Bonus Tip: Add hemp seeds to Greek yogurt, sprinkle on a salad or toss them into a midday protein shake.
It’s amazing that freshwater algae can pack so much into such a small package. Chlorella is loaded with protein, fiber, vitamins, minerals and antioxidants. Chlorella also contains the highest level of chlorophyll of any plant, which improves oxygen concentration in the body and speeds tissue repair and growth. This single-celled food also boasts high concentrations of DNA and RNA, both of which are known to promote healthy cell growth and slow the aging process.
Bonus Tip: Follow instructions on the label of the product you purchase, since there are currently no guidelines on consumption of chlorella.

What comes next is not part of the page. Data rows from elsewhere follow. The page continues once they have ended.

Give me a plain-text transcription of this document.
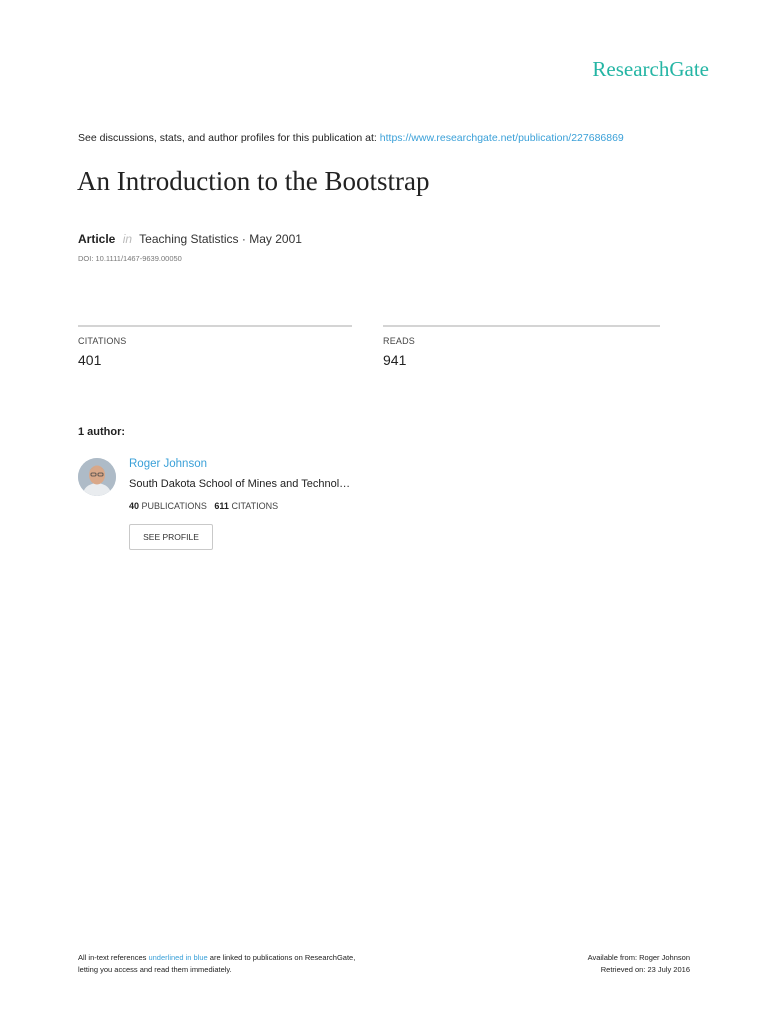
ResearchGate
See discussions, stats, and author profiles for this publication at: https://www.researchgate.net/publication/227686869
An Introduction to the Bootstrap
Article in Teaching Statistics · May 2001
DOI: 10.1111/1467-9639.00050
CITATIONS
401
READS
941
1 author:
Roger Johnson
South Dakota School of Mines and Technol…
40 PUBLICATIONS 611 CITATIONS
SEE PROFILE
All in-text references underlined in blue are linked to publications on ResearchGate,
letting you access and read them immediately.
Available from: Roger Johnson
Retrieved on: 23 July 2016
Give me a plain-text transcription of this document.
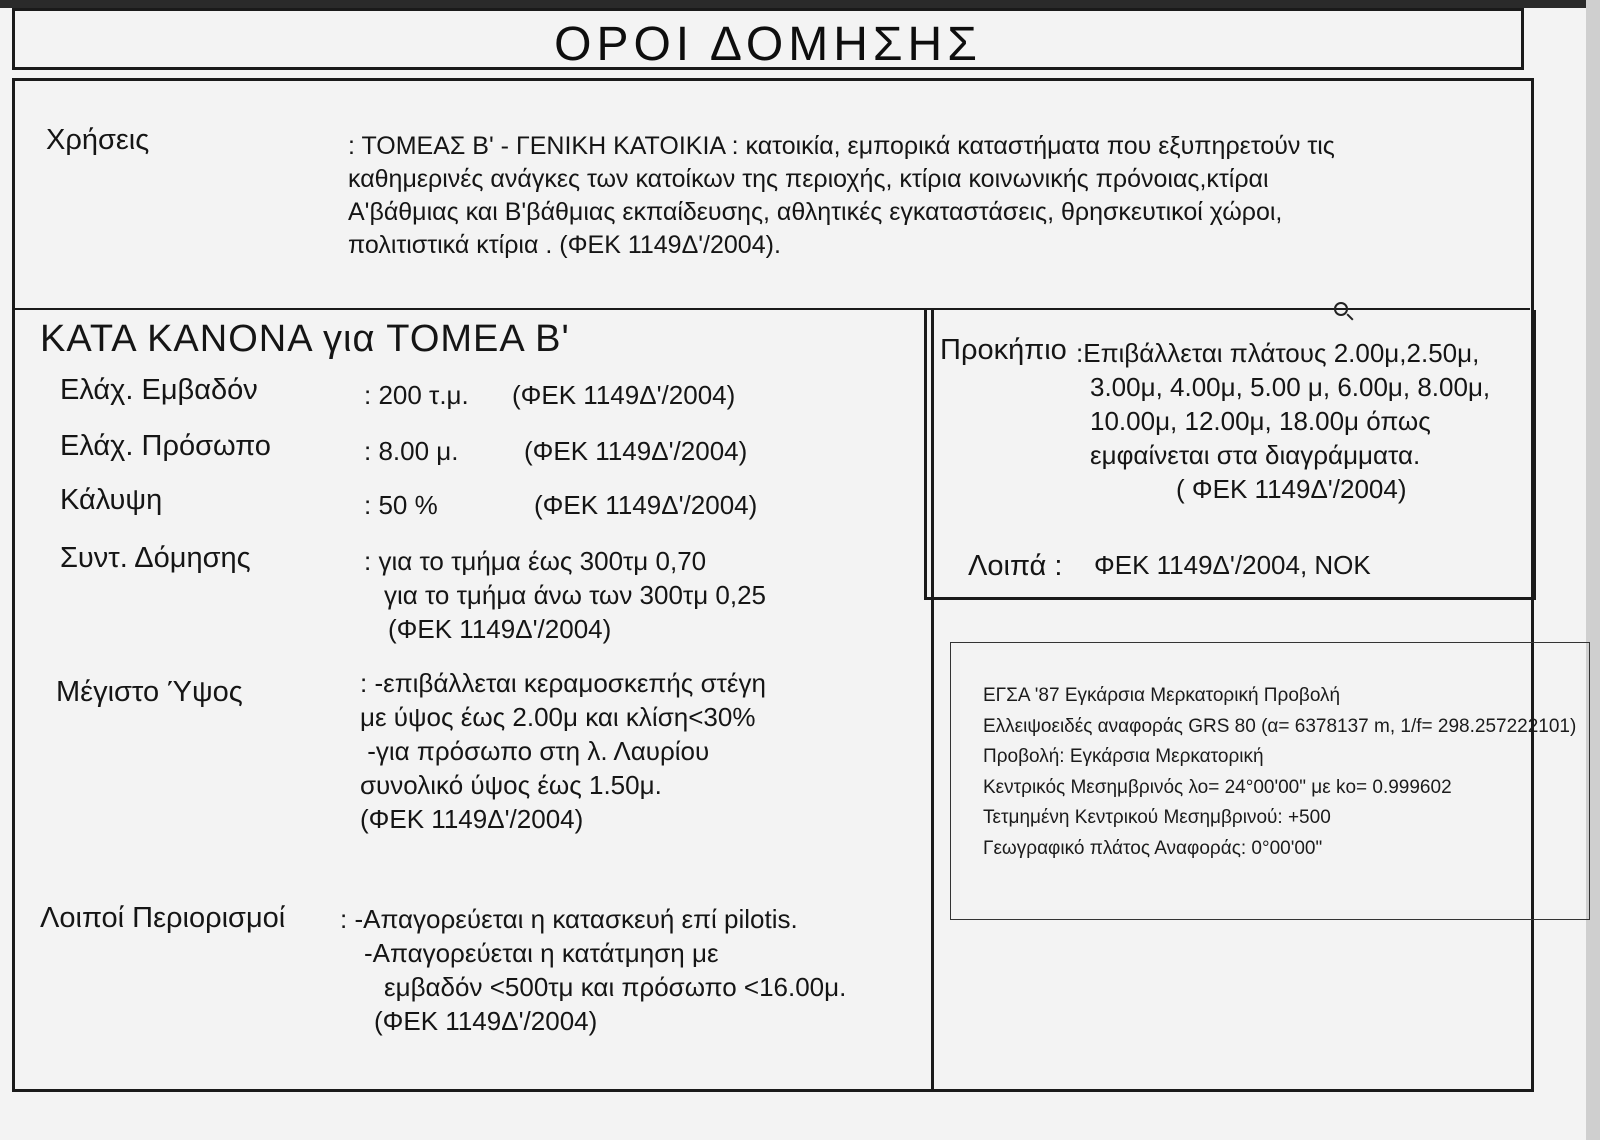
ΟΡΟΙ ΔΟΜΗΣΗΣ
Χρήσεις	: ΤΟΜΕΑΣ Β' - ΓΕΝΙΚΗ ΚΑΤΟΙΚΙΑ : κατοικία, εμπορικά καταστήματα που εξυπηρετούν τις
καθημερινές ανάγκες των κατοίκων της περιοχής, κτίρια κοινωνικής πρόνοιας,κτίραι
Α'βάθμιας και Β'βάθμιας εκπαίδευσης, αθλητικές εγκαταστάσεις, θρησκευτικοί χώροι,
πολιτιστικά κτίρια . (ΦΕΚ 1149Δ'/2004).
ΚΑΤΑ ΚΑΝΟΝΑ για ΤΟΜΕΑ Β'
Ελάχ. Εμβαδόν	: 200 τ.μ. (ΦΕΚ 1149Δ'/2004)
Ελάχ. Πρόσωπο	: 8.00 μ.	(ΦΕΚ 1149Δ'/2004)
Κάλυψη	: 50 %	(ΦΕΚ 1149Δ'/2004)
Συντ. Δόμησης	: για το τμήμα έως 300τμ 0,70
για το τμήμα άνω των 300τμ 0,25
(ΦΕΚ 1149Δ'/2004)
Μέγιστο Ύψος	: -επιβάλλεται κεραμοσκεπής στέγη
με ύψος έως 2.00μ και κλίση<30%
-για πρόσωπο στη λ. Λαυρίου
συνολικό ύψος έως 1.50μ.
(ΦΕΚ 1149Δ'/2004)
Λοιποί Περιορισμοί : -Απαγορεύεται η κατασκευή επί pilotis.
-Απαγορεύεται η κατάτμηση με
εμβαδόν <500τμ και πρόσωπο <16.00μ.
(ΦΕΚ 1149Δ'/2004)
Προκήπιο :Επιβάλλεται πλάτους 2.00μ,2.50μ,
3.00μ, 4.00μ, 5.00 μ, 6.00μ, 8.00μ,
10.00μ, 12.00μ, 18.00μ όπως
εμφαίνεται στα διαγράμματα.
( ΦΕΚ 1149Δ'/2004)
Λοιπά : ΦΕΚ 1149Δ'/2004, ΝΟΚ
ΕΓΣΑ '87 Εγκάρσια Μερκατορική Προβολή
Ελλειψοειδές αναφοράς GRS 80 (α= 6378137 m, 1/f= 298.257222101)
Προβολή: Εγκάρσια Μερκατορική
Κεντρικός Μεσημβρινός λο= 24°00'00" με ko= 0.999602
Τετμημένη Κεντρικού Μεσημβρινού: +500
Γεωγραφικό πλάτος Αναφοράς: 0°00'00"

Beet juice contains vitamin C, iron, potassium and copper, and it increases stamina and power output. Want a better pump? Beets are one of the richest sources of those same nitrates found in spinach that benefit mitochondria. A study published in the European Journal of Applied Physiology showed an increase of skeletal muscle protein synthesis with the supplementation of betaine, a chemical compound originally discovered in sugar beets. Another benefit is its detoxifying effect: Beet consumption has shown to improve liver function.

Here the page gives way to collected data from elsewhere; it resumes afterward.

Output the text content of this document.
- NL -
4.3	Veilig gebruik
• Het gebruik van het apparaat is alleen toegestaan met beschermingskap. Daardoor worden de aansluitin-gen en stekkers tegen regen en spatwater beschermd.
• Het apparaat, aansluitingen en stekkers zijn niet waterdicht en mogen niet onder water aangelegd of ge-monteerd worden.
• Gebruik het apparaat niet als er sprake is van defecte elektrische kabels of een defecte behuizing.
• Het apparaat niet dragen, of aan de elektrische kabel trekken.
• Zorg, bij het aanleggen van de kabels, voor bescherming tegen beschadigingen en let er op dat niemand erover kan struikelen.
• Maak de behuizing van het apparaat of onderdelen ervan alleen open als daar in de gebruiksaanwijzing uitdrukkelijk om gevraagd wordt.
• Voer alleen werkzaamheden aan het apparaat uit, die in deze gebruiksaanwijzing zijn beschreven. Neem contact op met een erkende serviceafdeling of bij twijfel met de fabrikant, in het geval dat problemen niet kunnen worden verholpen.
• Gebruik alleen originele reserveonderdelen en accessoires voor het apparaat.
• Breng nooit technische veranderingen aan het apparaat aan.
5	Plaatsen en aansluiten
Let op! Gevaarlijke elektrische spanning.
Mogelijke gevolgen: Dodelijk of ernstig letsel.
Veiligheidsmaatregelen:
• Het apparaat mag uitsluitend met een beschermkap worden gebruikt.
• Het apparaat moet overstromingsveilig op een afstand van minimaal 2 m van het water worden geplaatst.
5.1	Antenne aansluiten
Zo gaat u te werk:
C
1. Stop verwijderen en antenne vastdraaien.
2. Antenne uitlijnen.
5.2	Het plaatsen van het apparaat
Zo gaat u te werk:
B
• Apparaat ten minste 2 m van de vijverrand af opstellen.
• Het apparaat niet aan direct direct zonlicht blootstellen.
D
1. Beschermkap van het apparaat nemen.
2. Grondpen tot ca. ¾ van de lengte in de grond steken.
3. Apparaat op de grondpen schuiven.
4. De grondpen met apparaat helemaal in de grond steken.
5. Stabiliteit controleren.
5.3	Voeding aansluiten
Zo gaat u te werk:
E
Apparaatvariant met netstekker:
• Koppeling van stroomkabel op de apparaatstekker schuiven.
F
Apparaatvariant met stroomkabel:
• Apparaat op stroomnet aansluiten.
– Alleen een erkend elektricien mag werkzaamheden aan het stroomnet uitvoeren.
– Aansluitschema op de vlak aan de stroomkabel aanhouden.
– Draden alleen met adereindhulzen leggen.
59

Bonus Tip: When possible, eat beets and drink beet juice rather than consume a supplement, due to its higher rate of bioavailability. Roasted beets have a sweetness to them that works well in green salads.

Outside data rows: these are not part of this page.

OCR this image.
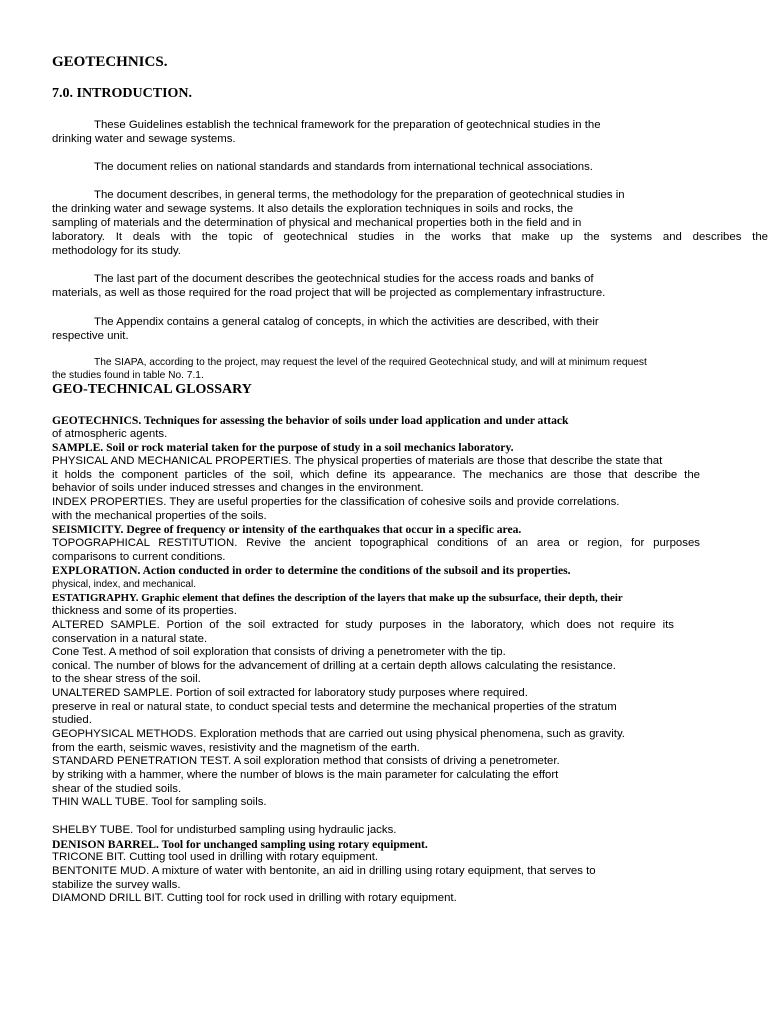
GEOTECHNICS.
7.0. INTRODUCTION.
These Guidelines establish the technical framework for the preparation of geotechnical studies in the
drinking water and sewage systems.
The document relies on national standards and standards from international technical associations.
The document describes, in general terms, the methodology for the preparation of geotechnical studies in
the drinking water and sewage systems. It also details the exploration techniques in soils and rocks, the
sampling of materials and the determination of physical and mechanical properties both in the field and in
laboratory. It deals with the topic of geotechnical studies in the works that make up the systems and describes the
methodology for its study.
The last part of the document describes the geotechnical studies for the access roads and banks of
materials, as well as those required for the road project that will be projected as complementary infrastructure.
The Appendix contains a general catalog of concepts, in which the activities are described, with their
respective unit.
The SIAPA, according to the project, may request the level of the required Geotechnical study, and will at minimum request
the studies found in table No. 7.1.
GEO-TECHNICAL GLOSSARY
GEOTECHNICS. Techniques for assessing the behavior of soils under load application and under attack
of atmospheric agents.
SAMPLE. Soil or rock material taken for the purpose of study in a soil mechanics laboratory.
PHYSICAL AND MECHANICAL PROPERTIES. The physical properties of materials are those that describe the state that
it holds the component particles of the soil, which define its appearance. The mechanics are those that describe the
behavior of soils under induced stresses and changes in the environment.
INDEX PROPERTIES. They are useful properties for the classification of cohesive soils and provide correlations.
with the mechanical properties of the soils.
SEISMICITY. Degree of frequency or intensity of the earthquakes that occur in a specific area.
TOPOGRAPHICAL RESTITUTION. Revive the ancient topographical conditions of an area or region, for purposes
comparisons to current conditions.
EXPLORATION. Action conducted in order to determine the conditions of the subsoil and its properties.
physical, index, and mechanical.
ESTATIGRAPHY. Graphic element that defines the description of the layers that make up the subsurface, their depth, their
thickness and some of its properties.
ALTERED SAMPLE. Portion of the soil extracted for study purposes in the laboratory, which does not require its
conservation in a natural state.
Cone Test. A method of soil exploration that consists of driving a penetrometer with the tip.
conical. The number of blows for the advancement of drilling at a certain depth allows calculating the resistance.
to the shear stress of the soil.
UNALTERED SAMPLE. Portion of soil extracted for laboratory study purposes where required.
preserve in real or natural state, to conduct special tests and determine the mechanical properties of the stratum
studied.
GEOPHYSICAL METHODS. Exploration methods that are carried out using physical phenomena, such as gravity.
from the earth, seismic waves, resistivity and the magnetism of the earth.
STANDARD PENETRATION TEST. A soil exploration method that consists of driving a penetrometer.
by striking with a hammer, where the number of blows is the main parameter for calculating the effort
shear of the studied soils.
THIN WALL TUBE. Tool for sampling soils.
SHELBY TUBE. Tool for undisturbed sampling using hydraulic jacks.
DENISON BARREL. Tool for unchanged sampling using rotary equipment.
TRICONE BIT. Cutting tool used in drilling with rotary equipment.
BENTONITE MUD. A mixture of water with bentonite, an aid in drilling using rotary equipment, that serves to
stabilize the survey walls.
DIAMOND DRILL BIT. Cutting tool for rock used in drilling with rotary equipment.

This gluten-free fruit seed, related to rhubarb, contains all eight essential amino acids. You also get coverage in the areas of immune health with its antioxidant content, improved digestion and hunger management thanks to its high fiber content and blood glucose management due to a compound called d-chiro-inositol (a natural metabolite that is part of the vitamin B family), which increases insulin sensitivity. Several studies have shown that buckwheat effectively slows the rate of sarcopenia, the natural age-related decline of muscle strength and mass.
Bonus Tip: This versatile food can be cooked up like a grain, eaten like oatmeal, ground into flour for healthy pancakes and added to burgers and salads.
A study published in the British Medical Journal reported that the consumption of cocoa increases nitric oxide production, while another study confirmed that its rich flavanol content is responsible for these impressive effects. Vasodilation occurs through an increase in nitric oxide stimulated by the flavanols, carrying more oxygen to your muscles to provide a bigger pump during training. A third study found that a specific phenol, called epicatechins, helps reverse muscle wasting. Cocoa’s impressive antioxidant content, as well as its ability to reduce inflammation and increase insulin sensitivity should seal the deal.
Bonus Tip:Add unsweetened cocoa powder to protein shakes, oatmeal and homemade pancakes.
A study published in The Journal of Alternative and Complementary Medicine found that goji berries are responsible for increased focus and mental acuity, plus improved quality of sleep, energy and athletic performance. This little fruit touts high levels of antioxidants, amino acids and potassium, the latter two of which help build muscle. It also contains fatty acids for optimal enzymatic and hormonal functions of the body. Some evidence suggests that gojis support muscle growth via the combination of amino acids and potassium, which helps keep the pituitary gland healthy and stimulates it to produce more HGH.
Bonus Tip: Use them like you would raisins, adding them to oatmeal, salads, tuna, trail mix and granola.